Thomas Cole [1801-1848] was an English-born American painter who painted Romantic landscapes and history art. Largely self-taught, he is also known as the founder of the Hudson River School. Below are five of his paintings that have historic significance and symbolic meaning.
I. The Architect’s Dream 
In this fantasy painting by Cole, which he made for the architect Ithiel Town, one architect pictured in the centre is dreaming/imagining his perfect state of the world lying down on the book of “knowledge/architectural design”. In his vision, which traces the history of architecture, the traditional Gothic architecture is left in the shadows of the trees in the left-hand corner, while his imagination paints grand façades of Roman and Greek edifices with columns and fountains – the ideal architectural design since the edifices are lit by the sunlight. There is also a pyramid seen in the distance (as well as an Egyptian temple), which probably represents the height of the architect’s imaginative whimsy since it remains an unreachable dream because of the (near-)impossibility of its construction at that time. The painting is currently housed in the Toledo Museum of Art, Ohio, USA.
II. The Titan’s Goblet 
This painting is probably the most enigmatic of all Thomas Cole’s creations and has a particular “mythic” quality to it. A giant goblet is to be seen here and this goblet is overgrown with foliage. The presence of the sun in the background may signal that this goblet represents the power of one of the Titans – the sun. The miniature scale of other existence (such as boats on the water) only underscores the insignificance of it, in comparison to the past and the grandiose things that were made before. It is also on this basis that the goblet in this painting has been linked to the Norse world-tree. The water that is seen escaping from the goblet may stand for the existence/life slipping away – the metaphorical passage of time, which cannot be reversed. That passage of time is happening on such a grand scale that ordinary people cannot possibly comprehend it (fully), such as people operating the boats on the surface of the water in the goblet. The goblet, which represents time, appears even bigger than the surrounding mountains, meaning that time/life is even above the nature itself, providing a cautionary tale for humans not to squander either and always pay attention to the past. The painting is to be found in the Metropolitan Museum of Art, New York, USA.
III. The Course of Empire: Consummation [1935-36]
This painting depicts the empire (probably Rome) in its full glory – the blue skies and happy atmosphere mean that the time has come to rip the rewards of conquests and victories. The population’s stomachs are full and that means one can focus on achieving extraordinary architectural designs and indulging in cultural wonders. The white marble and gold in this painting suggest wealth and well-being, and rich people are seen enjoying the festivities. The extravagance of the elite’s display appears overwhelming in the painting, meaning that Cole undoubtedly wanted to satirise the abundance. We see little greenery in this painting as the man has the full control over his environment (to the exclusion of nature). Cole depicts the changes that befall the empire in the following two paintings (other paintings in this series (that precede Consummation) include The Savage State and The Arcadian or Pastoral State).

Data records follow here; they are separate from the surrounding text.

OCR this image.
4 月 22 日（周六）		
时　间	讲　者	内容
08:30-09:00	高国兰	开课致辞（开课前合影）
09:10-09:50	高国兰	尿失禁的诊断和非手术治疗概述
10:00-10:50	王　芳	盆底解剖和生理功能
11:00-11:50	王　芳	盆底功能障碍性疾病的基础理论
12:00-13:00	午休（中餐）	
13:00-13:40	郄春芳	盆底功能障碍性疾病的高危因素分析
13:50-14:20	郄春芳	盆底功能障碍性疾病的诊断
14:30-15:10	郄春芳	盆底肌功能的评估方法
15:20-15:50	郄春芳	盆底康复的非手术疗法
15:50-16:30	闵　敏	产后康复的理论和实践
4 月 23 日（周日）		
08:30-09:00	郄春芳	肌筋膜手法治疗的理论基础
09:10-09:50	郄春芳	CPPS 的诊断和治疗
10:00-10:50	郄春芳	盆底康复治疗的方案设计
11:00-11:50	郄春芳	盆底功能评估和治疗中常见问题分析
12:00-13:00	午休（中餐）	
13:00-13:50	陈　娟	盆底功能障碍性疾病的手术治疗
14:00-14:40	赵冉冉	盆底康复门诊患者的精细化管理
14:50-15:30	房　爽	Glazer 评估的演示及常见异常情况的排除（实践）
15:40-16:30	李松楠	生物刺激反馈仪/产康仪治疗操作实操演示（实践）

IV. The Course of Empire: Destruction 
The empire’s years of exploitation and conquests must have consequences, as Cole suggests in this painting. In this painting, the empire, which has previously enjoyed riches and liberties, is under siege. The war is on and the enemy is upon the city. It is now the time for this city to experience pain, chaos and destruction. The weather has worsened, ships and buildings are on fire, and the rampage is through the city. Cole is clear in this painting that all the architectural beauty and subtlety cannot possibly save the population or the city, and the society should not have indulged in the abundance of resources or in the exercise of excessive powers. It should have been paying more attention to moderation, to nature and to diplomacy.

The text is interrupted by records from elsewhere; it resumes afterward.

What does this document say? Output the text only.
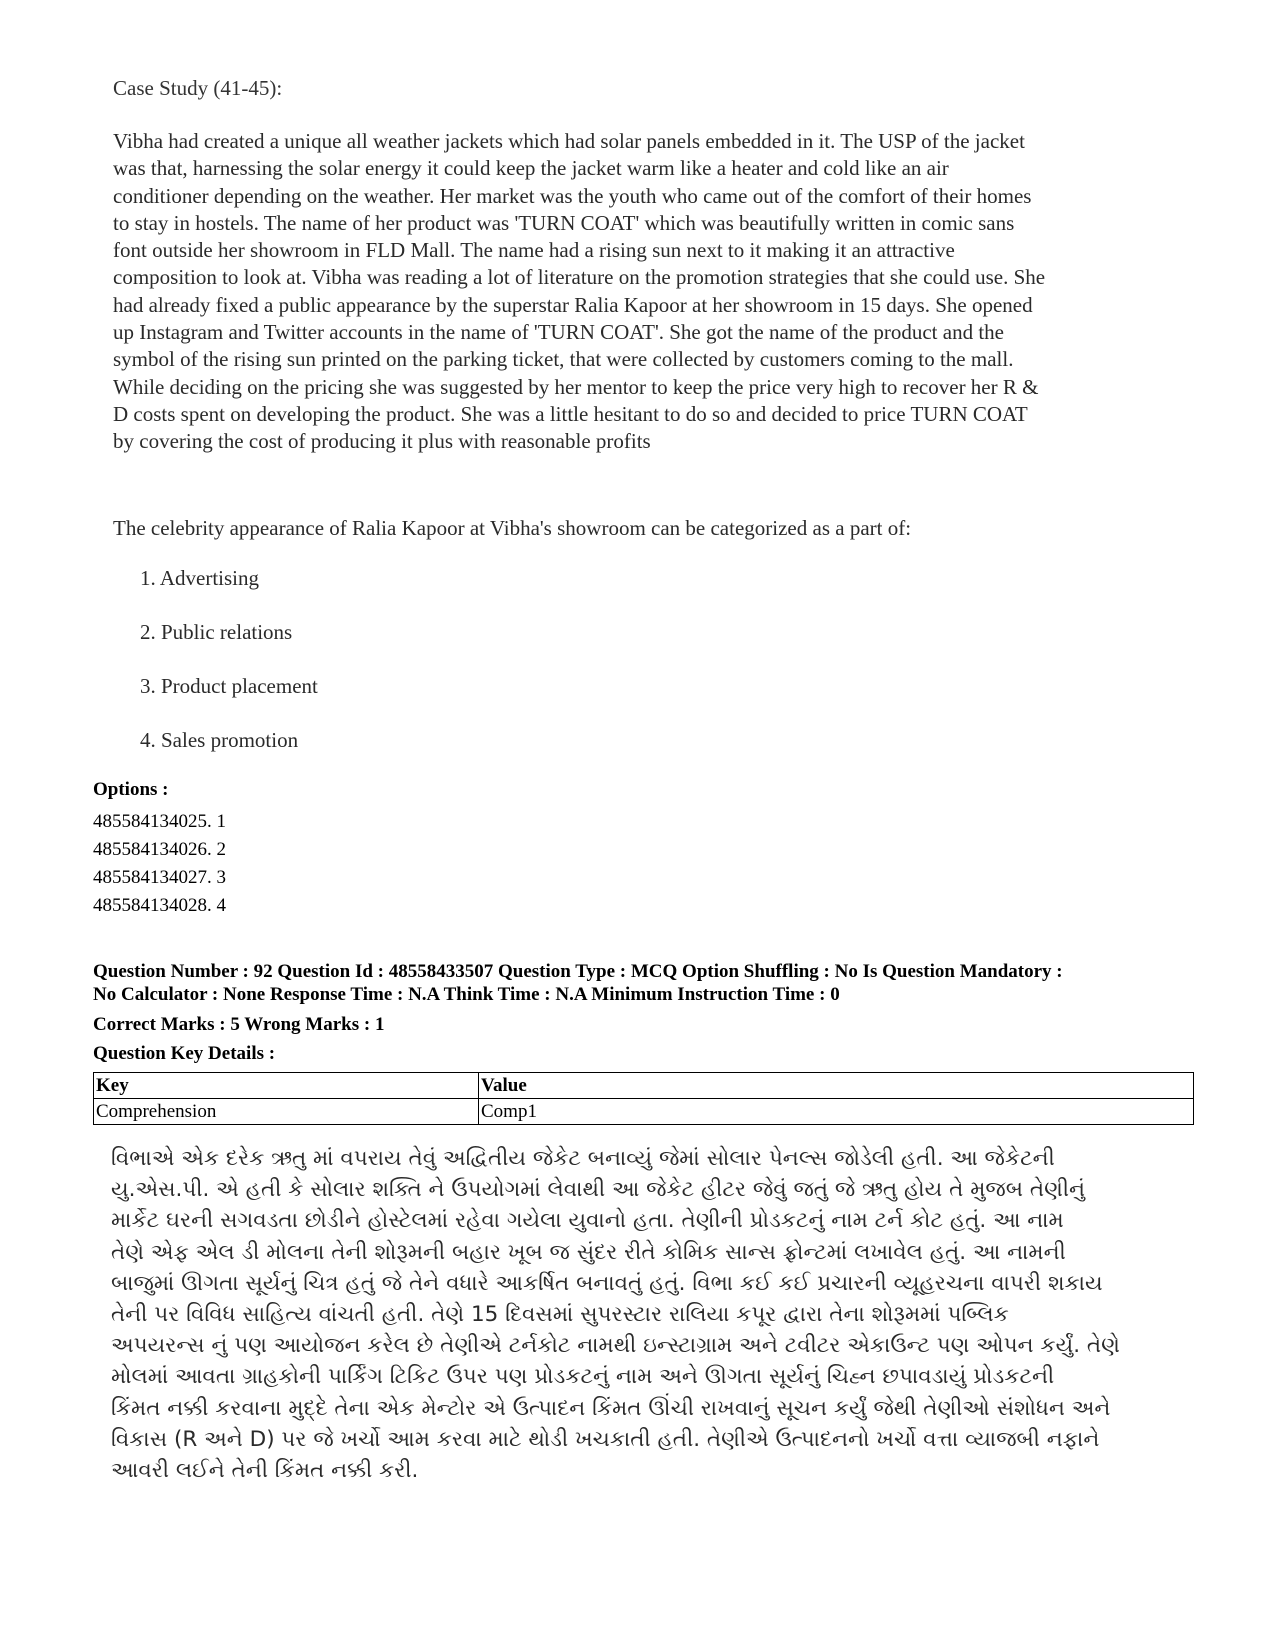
Case Study (41-45):
Vibha had created a unique all weather jackets which had solar panels embedded in it. The USP of the jacket
was that, harnessing the solar energy it could keep the jacket warm like a heater and cold like an air
conditioner depending on the weather. Her market was the youth who came out of the comfort of their homes
to stay in hostels. The name of her product was 'TURN COAT' which was beautifully written in comic sans
font outside her showroom in FLD Mall. The name had a rising sun next to it making it an attractive
composition to look at. Vibha was reading a lot of literature on the promotion strategies that she could use. She
had already fixed a public appearance by the superstar Ralia Kapoor at her showroom in 15 days. She opened
up Instagram and Twitter accounts in the name of 'TURN COAT'. She got the name of the product and the
symbol of the rising sun printed on the parking ticket, that were collected by customers coming to the mall.
While deciding on the pricing she was suggested by her mentor to keep the price very high to recover her R &
D costs spent on developing the product. She was a little hesitant to do so and decided to price TURN COAT
by covering the cost of producing it plus with reasonable profits
The celebrity appearance of Ralia Kapoor at Vibha's showroom can be categorized as a part of:
1. Advertising
2. Public relations
3. Product placement
4. Sales promotion
Options :
485584134025. 1
485584134026. 2
485584134027. 3
485584134028. 4
Question Number : 92 Question Id : 48558433507 Question Type : MCQ Option Shuffling : No Is Question Mandatory :
No Calculator : None Response Time : N.A Think Time : N.A Minimum Instruction Time : 0
Correct Marks : 5 Wrong Marks : 1
Question Key Details :
Key	Value
Comprehension	Comp1
વિભાએ એક દરેક ઋતુ માં વપરાય તેવું અદ્વિતીય જેકેટ બનાવ્યું જેમાં સોલાર પેનલ્સ જોડેલી હતી. આ જેકેટની
યુ.એસ.પી. એ હતી કે સોલાર શક્તિ ને ઉપયોગમાં લેવાથી આ જેકેટ હીટર જેવું જતું જે ઋતુ હોય તે મુજબ તેણીનું
માર્કેટ ઘરની સગવડતા છોડીને હોસ્ટેલમાં રહેવા ગયેલા યુવાનો હતા. તેણીની પ્રોડકટનું નામ ટર્ન કોટ હતું. આ નામ
તેણે એફ એલ ડી મોલના તેની શોરૂમની બહાર ખૂબ જ સુંદર રીતે કોમિક સાન્સ ફ્રોન્ટમાં લખાવેલ હતું. આ નામની
બાજુમાં ઊગતા સૂર્યનું ચિત્ર હતું જે તેને વધારે આકર્ષિત બનાવતું હતું. વિભા કઈ કઈ પ્રચારની વ્યૂહરચના વાપરી શકાય
તેની પર વિવિધ સાહિત્ય વાંચતી હતી. તેણે 15 દિવસમાં સુપરસ્ટાર રાલિયા કપૂર દ્વારા તેના શોરૂમમાં પબ્લિક
અપયરન્સ નું પણ આયોજન કરેલ છે તેણીએ ટર્નકોટ નામથી ઇન્સ્ટાગ્રામ અને ટવીટર એકાઉન્ટ પણ ઓપન કર્યું. તેણે
મોલમાં આવતા ગ્રાહકોની પાર્કિંગ ટિકિટ ઉપર પણ પ્રોડકટનું નામ અને ઊગતા સૂર્યનું ચિહ્ન છપાવડાયું પ્રોડકટની
કિંમત નક્કી કરવાના મુદ્દે તેના એક મેન્ટોર એ ઉત્પાદન કિંમત ઊંચી રાખવાનું સૂચન કર્યું જેથી તેણીઓ સંશોધન અને
વિકાસ (R અને D) પર જે ખર્ચો આમ કરવા માટે થોડી ખચકાતી હતી. તેણીએ ઉત્પાદનનો ખર્ચો વત્તા વ્યાજબી નફાને
આવરી લઈને તેની કિંમત નક્કી કરી.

V. The Course of Empire: Desolation 
In this painting, the nature is slowly taking back control after being denied supremacy for many years. We see the ruins of the edifices, including the aqueduct, and one central white column is overgrown with vegetation. The empire is now almost forgotten and no sign of human existence is to be seen anywhere. There is a strange peacefulness to this painting and the sole white column at the forefront only emphasises the new stage of loneliness and signals the return of the previous, still not fully conquered master – the state of nature.